Performance Based Evaluation of Cost Effective Aggregate Options for Granular Roadways
Bora Cetin, Jeramy Ashlock, Charles Jahren
Apr 2016 to Oct 2018
Iowa Department of Transportation, Iowa Highway Research Board
Approximately 68,400 miles of granular roadways exist in the 114,000 mile road network in the State of Iowa. Operation and maintenance of these granular roadways costs roughly $270 million annually. The sustainability of granular roadways is very important to the rural economy, since these roads provide access to rural land and enable the transportation of agricultural products. The timing of the transportation of these products is often tightly constrained by economic and weather considerations. Any interruption in access via these granular roadways can thus have a significant impact on agricultural productivity and the economy of Iowa. Heavy traffic loads and freeze/thaw cycles during the winter and spring seasons can cause extensive damage to unpaved roads. Such damage leads to many problems such as material loss, gradation change, loss of crown, surface erosion, rutting, and potholes. The rate of deterioration (or damage) is directly correlated to the quality of the granular aggregate materials used in the design of unpaved roads.
Performance and long-term sustainability of granular roadways are dependent to a considerable degree on the quality of the aggregate materials used, which varies considerably from one source to another across Iowa. There are a wide range of granular material sources in Iowa, each producing different qualities, supply amounts and prices. County engineers and Iowa DOT personnel have observed considerable differences between regions of the state with respect to the level of performance that granular materials are able to provide. They have reported that quarries located in certain counties have higher quality granular materials offered at prices similar to others of lesser quality. For instance, materials in northeast Iowa (e.g., Ordovician and Silurian bedrock) perform better and degrade more slowly than those in the southern regions of the state (e.g., Pennsylvanian bedrock). Thus roads in some counties require more maintenance efforts and therefore higher costs in comparison to other counties. A similar contrast occurs for the cost of new construction of granular roads.

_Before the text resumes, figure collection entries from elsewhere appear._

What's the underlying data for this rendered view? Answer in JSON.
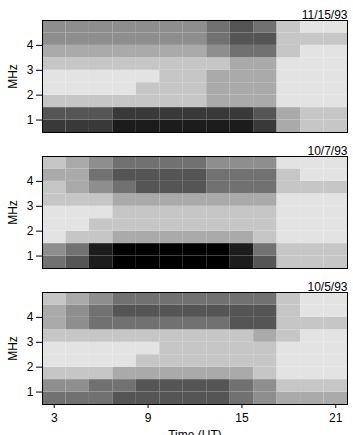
{
  "chart_data": [
    {
      "type": "heatmap",
      "title": "11/15/93",
      "y_label": "MHz",
      "tick_labels": "y",
      "xlim": [
        2.25,
        21.75
      ],
      "ylim": [
        0.5,
        5.0
      ],
      "xticks": [
        3,
        9,
        15,
        21
      ],
      "yticks": [
        1,
        2,
        3,
        4
      ],
      "x_bins": [
        2.25,
        3.75,
        5.25,
        6.75,
        8.25,
        9.75,
        11.25,
        12.75,
        14.25,
        15.75,
        17.25,
        18.75,
        20.25,
        21.75
      ],
      "y_bins": [
        0.5,
        1.0,
        1.5,
        2.0,
        2.5,
        3.0,
        3.5,
        4.0,
        4.5,
        5.0
      ],
      "zlim": [
        0,
        9
      ],
      "cells": [
        [
          7,
          7,
          7,
          8,
          8,
          8,
          8,
          8,
          8,
          7,
          3,
          2,
          2
        ],
        [
          6,
          6,
          6,
          7,
          7,
          7,
          7,
          7,
          7,
          6,
          3,
          2,
          2
        ],
        [
          2,
          2,
          2,
          2,
          2,
          2,
          2,
          3,
          3,
          3,
          1,
          1,
          1
        ],
        [
          1,
          1,
          1,
          1,
          2,
          2,
          2,
          3,
          3,
          3,
          1,
          1,
          1
        ],
        [
          1,
          1,
          1,
          1,
          1,
          2,
          2,
          3,
          3,
          3,
          1,
          1,
          1
        ],
        [
          2,
          2,
          2,
          2,
          2,
          2,
          2,
          2,
          3,
          3,
          1,
          1,
          1
        ],
        [
          3,
          3,
          3,
          3,
          3,
          3,
          3,
          4,
          5,
          5,
          2,
          1,
          1
        ],
        [
          4,
          4,
          4,
          4,
          4,
          4,
          4,
          5,
          6,
          6,
          2,
          2,
          2
        ],
        [
          4,
          4,
          4,
          4,
          4,
          4,
          4,
          5,
          6,
          5,
          2,
          1,
          1
        ]
      ]
    },
    {
      "type": "heatmap",
      "title": "10/7/93",
      "y_label": "MHz",
      "tick_labels": "y",
      "xlim": [
        2.25,
        21.75
      ],
      "ylim": [
        0.5,
        5.0
      ],
      "xticks": [
        3,
        9,
        15,
        21
      ],
      "yticks": [
        1,
        2,
        3,
        4
      ],
      "x_bins": [
        2.25,
        3.75,
        5.25,
        6.75,
        8.25,
        9.75,
        11.25,
        12.75,
        14.25,
        15.75,
        17.25,
        18.75,
        20.25,
        21.75
      ],
      "y_bins": [
        0.5,
        1.0,
        1.5,
        2.0,
        2.5,
        3.0,
        3.5,
        4.0,
        4.5,
        5.0
      ],
      "zlim": [
        0,
        9
      ],
      "cells": [
        [
          5,
          6,
          8,
          9,
          9,
          9,
          9,
          9,
          8,
          6,
          2,
          2,
          2
        ],
        [
          4,
          5,
          8,
          9,
          9,
          9,
          9,
          9,
          8,
          5,
          2,
          2,
          2
        ],
        [
          1,
          2,
          2,
          3,
          3,
          3,
          3,
          3,
          3,
          2,
          1,
          1,
          1
        ],
        [
          1,
          1,
          2,
          2,
          2,
          2,
          2,
          2,
          2,
          2,
          1,
          1,
          1
        ],
        [
          1,
          1,
          1,
          2,
          2,
          2,
          2,
          2,
          2,
          2,
          1,
          1,
          1
        ],
        [
          2,
          2,
          2,
          3,
          3,
          3,
          3,
          3,
          3,
          3,
          1,
          1,
          1
        ],
        [
          2,
          3,
          4,
          5,
          6,
          6,
          6,
          5,
          5,
          5,
          2,
          2,
          2
        ],
        [
          3,
          3,
          5,
          6,
          6,
          6,
          6,
          5,
          5,
          5,
          2,
          1,
          1
        ],
        [
          2,
          3,
          4,
          5,
          5,
          5,
          5,
          4,
          4,
          4,
          1,
          1,
          1
        ]
      ]
    },
    {
      "type": "heatmap",
      "title": "10/5/93",
      "y_label": "MHz",
      "x_label": "Time (UT)",
      "xlim": [
        2.25,
        21.75
      ],
      "ylim": [
        0.5,
        5.0
      ],
      "xticks": [
        3,
        9,
        15,
        21
      ],
      "yticks": [
        1,
        2,
        3,
        4
      ],
      "x_bins": [
        2.25,
        3.75,
        5.25,
        6.75,
        8.25,
        9.75,
        11.25,
        12.75,
        14.25,
        15.75,
        17.25,
        18.75,
        20.25,
        21.75
      ],
      "y_bins": [
        0.5,
        1.0,
        1.5,
        2.0,
        2.5,
        3.0,
        3.5,
        4.0,
        4.5,
        5.0
      ],
      "zlim": [
        0,
        9
      ],
      "cells": [
        [
          5,
          5,
          5,
          6,
          6,
          6,
          6,
          6,
          5,
          4,
          3,
          3,
          3
        ],
        [
          4,
          4,
          5,
          5,
          6,
          6,
          6,
          6,
          5,
          4,
          2,
          2,
          2
        ],
        [
          2,
          2,
          2,
          3,
          3,
          3,
          3,
          3,
          3,
          2,
          1,
          1,
          1
        ],
        [
          1,
          1,
          1,
          1,
          2,
          2,
          2,
          2,
          2,
          2,
          1,
          1,
          1
        ],
        [
          1,
          1,
          1,
          1,
          1,
          2,
          2,
          2,
          2,
          2,
          1,
          1,
          1
        ],
        [
          2,
          2,
          2,
          2,
          2,
          2,
          2,
          2,
          2,
          3,
          2,
          1,
          1
        ],
        [
          3,
          4,
          5,
          5,
          5,
          5,
          5,
          5,
          6,
          6,
          2,
          2,
          2
        ],
        [
          3,
          4,
          5,
          6,
          6,
          6,
          6,
          6,
          6,
          6,
          2,
          1,
          1
        ],
        [
          2,
          3,
          4,
          5,
          5,
          5,
          5,
          5,
          5,
          5,
          2,
          1,
          1
        ]
      ]
    }
  ]
}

County engineers and their employees invest considerable effort in managing and maintaining granular roads. However, to date there are no readily available tools to evaluate the costs versus field performance of granular road materials. When maintenance and construction of granular roadways is costly due to use of low quality materials, it is necessary for counties to spend a considerable portion of their budget (sometimes up to 28% of the total county budget) just to purchase granular materials (excluding placement and maintenance) to replace those lost during the service life of a granular road. The problems commonly encountered with unpaved roads are, (1) unsuitable material usage, (2) inadequate material distribution, (3) surface deterioration through aggregate loss, (4) surface abrasion, (5) ineffective drainage, (6) insufficient road maintenance. The proposed study aims to test the problems associated with reasons 1 and 4.
In this project, the research team proposes to conduct laboratory and field tests to examine the link between quality and performance of granular aggregate materials used in unpaved road designs, using materials collected from various quarries in Iowa. Based on the laboratory test results, field test sections will be constructed using materials with different quality and aggregate sources. The field performance (abrasion resistance, freeze/thaw resistance, density, material loss, modulus, gradation change) of sections built with different quality materials will be compared. Then, a comprehensive cost-performance analysis will be conducted to evaluate the cost effectiveness of the different materials to determine whether it is economically advantageous to transport good quality aggregate materials from quarries located in different counties.
The results of this study are expected to improve the performance, economics, and service lifespans of unpaved roads in Iowa. This study will develop design charts that may help county engineers and planners predict the performance of unpaved roads based on results of a few common laboratory tests such as abrasion and sieve analysis tests. In addition, this research will investigate whether transportation of high quality aggregates across county lines can provide an economical solution for Iowa counties, especially those in the western part of the southern two or three tiers. The results and recommendations of this project will provide a foundation for further development of decision-making tools to evaluate the relative cost-effectiveness of granular materials available in Iowa based on their quality and performance.